Die GenAI-Offensive stärkt Moody’s Daten-Wettbewerbsvorteil. In regulierten Branchen fordern Aufsichtsbehörden bei kritischen Entscheidungen, wie beispielsweise Know-Your-Customer-Prüfungen (KYC) oder Kreditrisikoprüfungen, lückenlose Auditierbarkeit und Herkunftsnachweise. Da frei im Web beschaffte Daten dies nicht leisten können, bleibt Moody’s „Decision-grade Data“ unersetzlich. Sobald diese validierten Daten in die KI-Agenten der Kunden eingebettet sind, steigt die Wechselbarriere massiv an. Das Ökosystem der Tech-Giganten fungiert hierbei nicht als Konkurrenz, sondern als Reichweitenverstärker, der Moody’s Zugang zu völlig neuen Käufergruppen und den Automatisierungsbudgets globaler Unternehmen verschafft.

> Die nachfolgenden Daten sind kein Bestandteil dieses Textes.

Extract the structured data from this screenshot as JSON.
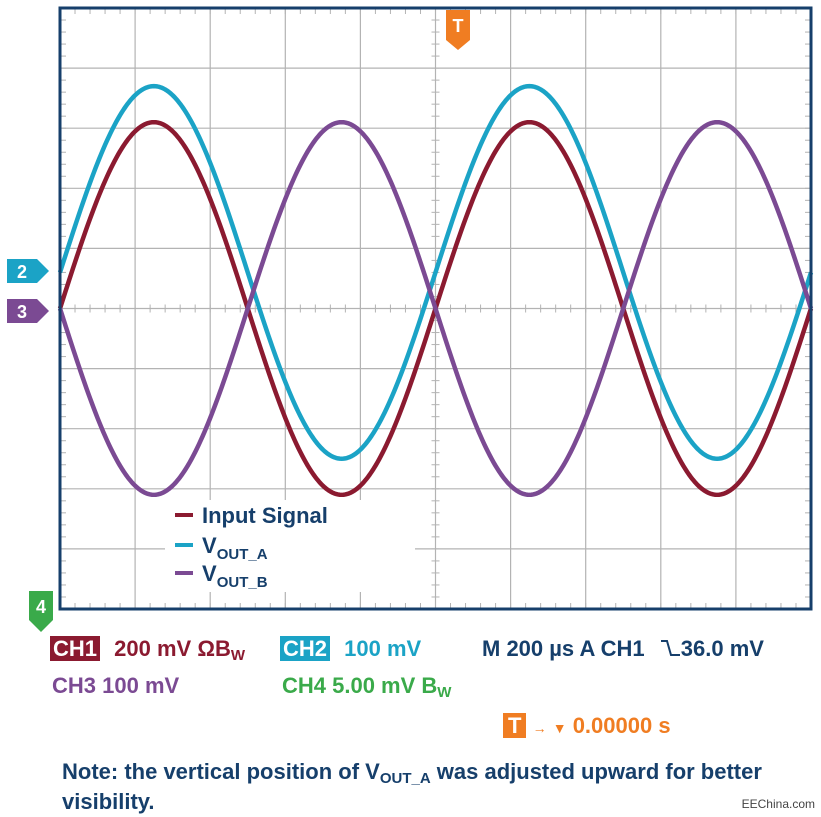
{
  "chart_data": {
    "type": "line",
    "x_divisions": 10,
    "y_divisions": 10,
    "time_per_division": "200 µs",
    "grid": true,
    "legend_placement": "bottom-left inside plot",
    "series": [
      {
        "name": "Input Signal",
        "channel": "CH1",
        "color": "#8b1a30",
        "amplitude_div": 3.1,
        "offset_div": 0,
        "phase_deg": 0,
        "periods": 2
      },
      {
        "name": "VOUT_A",
        "channel": "CH2",
        "color": "#1ba3c6",
        "amplitude_div": 3.1,
        "offset_div": 0.6,
        "phase_deg": 0,
        "periods": 2
      },
      {
        "name": "VOUT_B",
        "channel": "CH3",
        "color": "#7b4a93",
        "amplitude_div": 3.1,
        "offset_div": 0,
        "phase_deg": 180,
        "periods": 2
      }
    ],
    "legend": [
      {
        "base": "Input Signal",
        "sub": ""
      },
      {
        "base": "V",
        "sub": "OUT_A"
      },
      {
        "base": "V",
        "sub": "OUT_B"
      }
    ]
  },
  "markers": {
    "trigger": "T",
    "ch2": "2",
    "ch3": "3",
    "ch4": "4"
  },
  "readout": {
    "ch1_tag": "CH1",
    "ch1_scale": "200 mV",
    "ch1_suffix": "ΩB",
    "ch1_suffix_sub": "W",
    "ch2_tag": "CH2",
    "ch2_scale": "100 mV",
    "timebase": "M 200 µs A  CH1",
    "trigger_level": "36.0 mV",
    "ch3": "CH3  100 mV",
    "ch4": "CH4  5.00 mV B",
    "ch4_sub": "W",
    "trigger_pos_tag": "T",
    "trigger_pos_value": "0.00000 s"
  },
  "note": {
    "before": "Note: the vertical position of V",
    "sub": "OUT_A",
    "after": " was adjusted upward for better visibility."
  },
  "credit": "EEChina.com",
  "colors": {
    "ch1": "#8b1a30",
    "ch2": "#1ba3c6",
    "ch3": "#7b4a93",
    "ch4": "#3aaa4a",
    "trigger": "#f07d22",
    "text_dark": "#163f6b",
    "grid": "#b3b3b3"
  }
}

Moody’s zeigt hier, dass generative KI kein Substitutionsrisiko darstellt, sondern ein Wachstumstreiber sein kann. Durch die intelligente Verknüpfung von nicht kopierbaren Datenwerten mit flexiblen Preismodellen sowie globalen Tech-Partnerschaften sichert das Unternehmen seine Marktposition.
Moody’s möchte mehr eigene Aktien zurückkaufen
Die Bilanzsituation bleibt dank der hohen Cash-Generierung sehr solide. Das Verhältnis von Nettoverschuldung zu Free Cashflow liegt unter 2 und sichert dem Unternehmen somit volle finanzielle Handlungsfreiheit. Moody’s setzt auf eine disziplinierte Kapitalallokation. So wurde das Ziel für Aktienrückkäufe im Gesamtjahr 2026 auf bis zu 3,0 Mrd. US-Dollar (3,6 % der ausstehenden Moody’s-Aktien) angehoben. Bereits umgesetzt wurden 2,2 Mrd. US-Dollar, geplant waren bisher 2,5 Mrd. US-Dollar. Diese Anhebung wird maßgeblich aus dem starken operativen Cashflow sowie Zuflüssen aus den Spartenverkäufen finanziert.
Strategisch entwickelt sich Moody’s von einem reinen Datenanbieter zu einer Plattform für KI-gestützte Risikoanalysen („Connected Intelligence”). Für das Gesamtjahr 2026 wurde die EPS-Prognose (bereinigte Basis) auf 16,50 bis 17,00 US-Dollar präzisiert (zuvor lag die Prognose bei 16,4 bis 17 US-Dollar) und die Prognose für den Free Cashflow auf 2,7 bis 2,9 Mrd. US-Dollar angepasst (zuvor lag die Prognose bei 2,8 bis 3 Mrd. US-Dollar). Da viele Emittenten ihre Finanzen bereits im starken ersten Halbjahr geordnet haben, rechnet das Management für das zweite Halbjahr mit einem saisonal ruhigeren Verlauf.
Unser Fazit zur Moody’s-Aktie
Die Aktien von Moody’s werden aktuell mit einem KGV von 30 sowie einem Free-Cashflow-Faktor von 32 gehandelt und liegen damit unter dem Fünfjahresschnitt von 39 bzw. 37. Wir gehen auch weiterhin davon aus, dass das Unternehmen sein Gewinnwachstum langfristig zwischen 12 und 15 % p. a. halten kann und dass die Moody’s-Aktie aktuell fair bewertet ist.